As Hong Kong is not geographically situated within active seismic belts, the possibility of having serious earthquakes in the territory is relatively low. The strongest locally felt earthquake recorded by the Hong Kong Observatory since 1905 is of Intensity VI to VII under the "Modified Mercalli Scale" (MMS). This locally felt earthquake took place in 1918 and inflicted minor damage on walls of a few buildings constructed under the prevailing building standards at that time. This has been the only earthquake that has caused damage in Hong Kong since 1905.
Replies to the three parts of the question are as follows:
(a) The extant Buildings Ordinance does not require private buildings in Hong Kong to possess seismic-resistant designs. However, as early as from the 1930s, buildings in Hong Kong had to be designed to withstand wind gusts of 130 km per hour. In the 1950s, this wind-resistance requirement was enhanced to the ability to withstand wind gusts of 250 km per hour. Wind-resistant designs help strengthen building structures and thus make such buildings possess a high load-resisting capacity.
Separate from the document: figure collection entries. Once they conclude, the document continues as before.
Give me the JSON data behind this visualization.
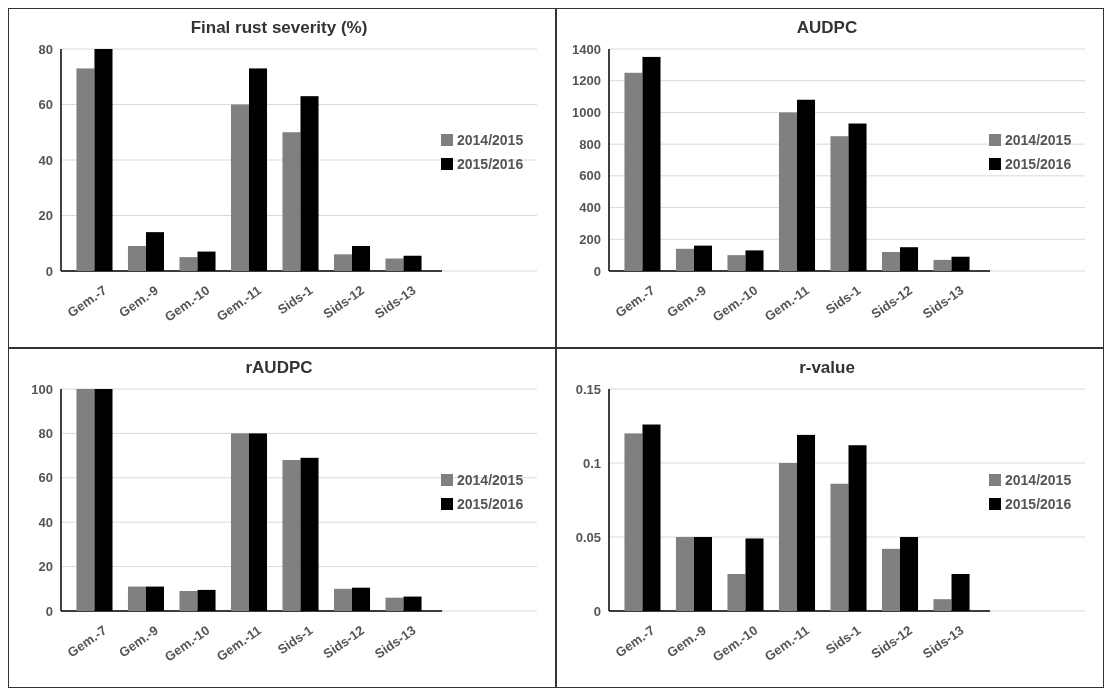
{
  "chart_data": [
    {
      "type": "bar",
      "title": "Final rust severity (%)",
      "categories": [
        "Gem.-7",
        "Gem.-9",
        "Gem.-10",
        "Gem.-11",
        "Sids-1",
        "Sids-12",
        "Sids-13"
      ],
      "series": [
        {
          "name": "2014/2015",
          "color": "#808080",
          "values": [
            73,
            9,
            5,
            60,
            50,
            6,
            4.5
          ]
        },
        {
          "name": "2015/2016",
          "color": "#000000",
          "values": [
            80,
            14,
            7,
            73,
            63,
            9,
            5.5
          ]
        }
      ],
      "ylim": [
        0,
        80
      ],
      "yticks": [
        0,
        20,
        40,
        60,
        80
      ],
      "grid": "y",
      "legend": "right"
    },
    {
      "type": "bar",
      "title": "AUDPC",
      "categories": [
        "Gem.-7",
        "Gem.-9",
        "Gem.-10",
        "Gem.-11",
        "Sids-1",
        "Sids-12",
        "Sids-13"
      ],
      "series": [
        {
          "name": "2014/2015",
          "color": "#808080",
          "values": [
            1250,
            140,
            100,
            1000,
            850,
            120,
            70
          ]
        },
        {
          "name": "2015/2016",
          "color": "#000000",
          "values": [
            1350,
            160,
            130,
            1080,
            930,
            150,
            90
          ]
        }
      ],
      "ylim": [
        0,
        1400
      ],
      "yticks": [
        0,
        200,
        400,
        600,
        800,
        1000,
        1200,
        1400
      ],
      "grid": "y",
      "legend": "right"
    },
    {
      "type": "bar",
      "title": "rAUDPC",
      "categories": [
        "Gem.-7",
        "Gem.-9",
        "Gem.-10",
        "Gem.-11",
        "Sids-1",
        "Sids-12",
        "Sids-13"
      ],
      "series": [
        {
          "name": "2014/2015",
          "color": "#808080",
          "values": [
            100,
            11,
            9,
            80,
            68,
            10,
            6
          ]
        },
        {
          "name": "2015/2016",
          "color": "#000000",
          "values": [
            100,
            11,
            9.5,
            80,
            69,
            10.5,
            6.5
          ]
        }
      ],
      "ylim": [
        0,
        100
      ],
      "yticks": [
        0,
        20,
        40,
        60,
        80,
        100
      ],
      "grid": "y",
      "legend": "right"
    },
    {
      "type": "bar",
      "title": "r-value",
      "categories": [
        "Gem.-7",
        "Gem.-9",
        "Gem.-10",
        "Gem.-11",
        "Sids-1",
        "Sids-12",
        "Sids-13"
      ],
      "series": [
        {
          "name": "2014/2015",
          "color": "#808080",
          "values": [
            0.12,
            0.05,
            0.025,
            0.1,
            0.086,
            0.042,
            0.008
          ]
        },
        {
          "name": "2015/2016",
          "color": "#000000",
          "values": [
            0.126,
            0.05,
            0.049,
            0.119,
            0.112,
            0.05,
            0.025
          ]
        }
      ],
      "ylim": [
        0,
        0.15
      ],
      "yticks": [
        0,
        0.05,
        0.1,
        0.15
      ],
      "grid": "y",
      "legend": "right"
    }
  ]
}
Even if an earthquake of MMS Intensity VII occurs, such buildings will still be safe and suffer no serious damage.
(b) As required by the Buildings Department since December last year, all new concrete buildings have to comply with the "Code of Practise for Structural Use of Concrete 2004". Apart from setting out requirements which improve the design of concrete structures, the Code of Practise also provides guidelines for enhancing the structural behaviour of buildings at beam-column joints. Although these guidelines are not specifically provided for the seismic resisting design of concrete buildings, they could enhance the seismic resisting capability of such buildings.
(c) As Hong Kong is not geographically situated within active seismic belts, the possibility of having serious earthquakes in the territory is relatively low. This being the case, the relevant legislation and codes of practise in Hong Kong do not specifically require that underground pipes should be seismic resistant. Nevertheless, local public underground pipes, including feed pipes, drain pipes, gas pipes, etc., are designed for Hong Kong's environment in accordance with widely recognised international standards. Gas distribution pipelines are strong enough to withstand vibrations caused by heavy vehicles and soil settlement and can therefore withstand tremors to some extent.
Regarding contingency measures for gas leakages, Towngas continuously monitors the gas distribution network through an electronic monitoring and data reception system. In case of gas leakages caused by damaged gas pipes and drastic plunges in gas pressure of the distribution network, the system will send out alarm signals. Personnel in the control room will duly turn off the shut-off valve of the main gas supply pipeline by remote control to prevent further gas leakages. Regarding liquefied petroleum gas (LPG) distribution pipelines, there are also proper safety devices and shut-off valves to prevent massive gas leakages.
In the event of emergencies, the gas supply companies will take contingency measures according to the established emergency procedures. They will also closely liaise with the Electrical and Mechanical Services Department and other government departments to tackle the incidents. In case of the occurrence of any serious incidents including earthquakes in Hong Kong, the Security Bureau will, according to the circumstances, promptly initiate the established contingency measures. It will also coordinate the command and control centres of the emergency services and support departments to carry out rescue, recovery and restoration work.
Under the existing registration system, each Registered Gas Installer and persons who are competent to manage LPG stores are required to receive training on the use of gas detectors and master the necessary skills. Hence, they will be able to locate leakage in gas leak incidents and take contingency measures promptly.